現在の学校が、社会を自分たちとは違う集団と見据えていることが、大きなミスであると考えます。

 そういえば、学校にいるときには、大人が立派に見えないんですよね。この世で一番立派に見えるのは先生のように見えてしまうんです。それはなぜかと振り返ってみると、学校という場は子供の能力を伸ばすところというよりは、先生の能力(権限)が発揮できる場なのですね。
 教科の授業ではその教科の先生が一番偉く見えます。例えば英語の授業を中学1年生が受ける。生徒はABCなのに、先生は何でも知っているように見えます。ところが、社会に出てみると、それは英検でいえば1級か準1級ぐらいの語学力。企業にはいっぱいいるのですよね。

 どの教科も似たようなもので、先生の知識の優越性に管理権限がプラスされて、生徒から見れば絶対視するようになるのだと思います。だから、学校から開放されて社会に出てみると、絶対視していたことがまるでウソのように思えるのでしょう。
 全然通用しないのですものね。優等生ほど感じるのかもしれません。学校の優等生は社会では通用しないって。

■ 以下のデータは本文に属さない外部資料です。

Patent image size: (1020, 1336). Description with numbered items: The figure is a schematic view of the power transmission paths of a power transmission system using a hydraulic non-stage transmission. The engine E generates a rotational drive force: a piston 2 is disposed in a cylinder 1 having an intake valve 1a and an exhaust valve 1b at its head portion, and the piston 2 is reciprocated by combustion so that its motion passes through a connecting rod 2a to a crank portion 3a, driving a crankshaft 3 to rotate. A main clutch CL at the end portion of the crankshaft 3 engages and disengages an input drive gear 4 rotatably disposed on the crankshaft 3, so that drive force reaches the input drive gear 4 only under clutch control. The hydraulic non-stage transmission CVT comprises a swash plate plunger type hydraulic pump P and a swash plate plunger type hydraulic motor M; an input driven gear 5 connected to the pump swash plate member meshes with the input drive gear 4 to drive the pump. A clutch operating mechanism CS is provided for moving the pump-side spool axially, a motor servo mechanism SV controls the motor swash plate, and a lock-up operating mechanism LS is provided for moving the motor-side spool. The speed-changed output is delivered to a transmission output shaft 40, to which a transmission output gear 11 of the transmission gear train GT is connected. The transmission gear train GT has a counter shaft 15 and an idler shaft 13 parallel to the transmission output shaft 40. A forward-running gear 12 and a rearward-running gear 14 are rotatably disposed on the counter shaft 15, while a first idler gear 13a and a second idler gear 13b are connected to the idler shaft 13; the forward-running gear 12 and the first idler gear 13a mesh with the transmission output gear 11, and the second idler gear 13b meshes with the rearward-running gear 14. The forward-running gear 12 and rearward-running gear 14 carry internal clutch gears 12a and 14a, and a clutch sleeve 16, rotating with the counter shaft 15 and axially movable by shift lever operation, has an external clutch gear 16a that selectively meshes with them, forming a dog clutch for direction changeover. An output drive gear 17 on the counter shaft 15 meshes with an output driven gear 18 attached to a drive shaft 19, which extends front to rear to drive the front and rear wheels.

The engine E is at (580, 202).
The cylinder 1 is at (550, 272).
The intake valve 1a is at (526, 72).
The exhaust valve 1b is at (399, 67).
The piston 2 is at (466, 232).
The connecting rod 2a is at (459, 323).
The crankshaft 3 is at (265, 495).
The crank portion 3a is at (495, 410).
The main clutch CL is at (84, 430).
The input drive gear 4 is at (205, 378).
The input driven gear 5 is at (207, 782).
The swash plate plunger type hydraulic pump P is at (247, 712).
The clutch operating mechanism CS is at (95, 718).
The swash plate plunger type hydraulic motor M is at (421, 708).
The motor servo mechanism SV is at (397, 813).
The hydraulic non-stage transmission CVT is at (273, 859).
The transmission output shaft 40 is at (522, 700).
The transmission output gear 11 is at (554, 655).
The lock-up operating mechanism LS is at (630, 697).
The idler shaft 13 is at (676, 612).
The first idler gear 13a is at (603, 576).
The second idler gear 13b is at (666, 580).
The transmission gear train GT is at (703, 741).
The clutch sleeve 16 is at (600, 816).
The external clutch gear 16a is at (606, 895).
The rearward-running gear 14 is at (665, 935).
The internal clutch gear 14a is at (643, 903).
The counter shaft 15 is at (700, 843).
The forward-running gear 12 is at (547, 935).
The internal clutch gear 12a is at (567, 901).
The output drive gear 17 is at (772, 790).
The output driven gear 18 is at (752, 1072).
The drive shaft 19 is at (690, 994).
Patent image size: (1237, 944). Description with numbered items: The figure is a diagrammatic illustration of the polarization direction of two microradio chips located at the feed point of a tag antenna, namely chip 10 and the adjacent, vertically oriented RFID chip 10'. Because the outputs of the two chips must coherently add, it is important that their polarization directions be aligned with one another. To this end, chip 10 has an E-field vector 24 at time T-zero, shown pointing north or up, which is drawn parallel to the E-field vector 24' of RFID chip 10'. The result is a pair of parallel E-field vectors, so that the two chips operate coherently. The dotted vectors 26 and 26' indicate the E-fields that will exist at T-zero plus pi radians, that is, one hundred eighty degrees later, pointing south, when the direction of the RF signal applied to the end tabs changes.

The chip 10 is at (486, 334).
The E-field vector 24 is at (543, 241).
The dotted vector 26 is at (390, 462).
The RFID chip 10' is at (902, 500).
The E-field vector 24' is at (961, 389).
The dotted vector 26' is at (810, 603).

 それはいかに先生の素養が高くても、少数の賢人によって練りだされた認識は、社会の通説とはなりえないことを意味しているような気がします。

 そしてもう一つあるのは、特に公立学校は、在野の人々を蔑視している部分がまだまだあると思うのです。公務員のなり損ねというか、公務員は国民の公僕であるという規定を自分で勝手に聖職視しているので、私企業で働く人は俗な人々という間違った観念が、残存しているようなのです。さらには、残存というよりは、社会的な不全が増加するほど、聖職者の自己欺瞞は高まり、自分たちだけが社会を救えるのであるというふうに自己を絶対視するのではないでしょうか。
 普通の先生の訳のわからない独特の自信はそういうところから発生しているのかもしれません。

 長くなりましたが、先生が公務員である限り解決しない問題、と考えます。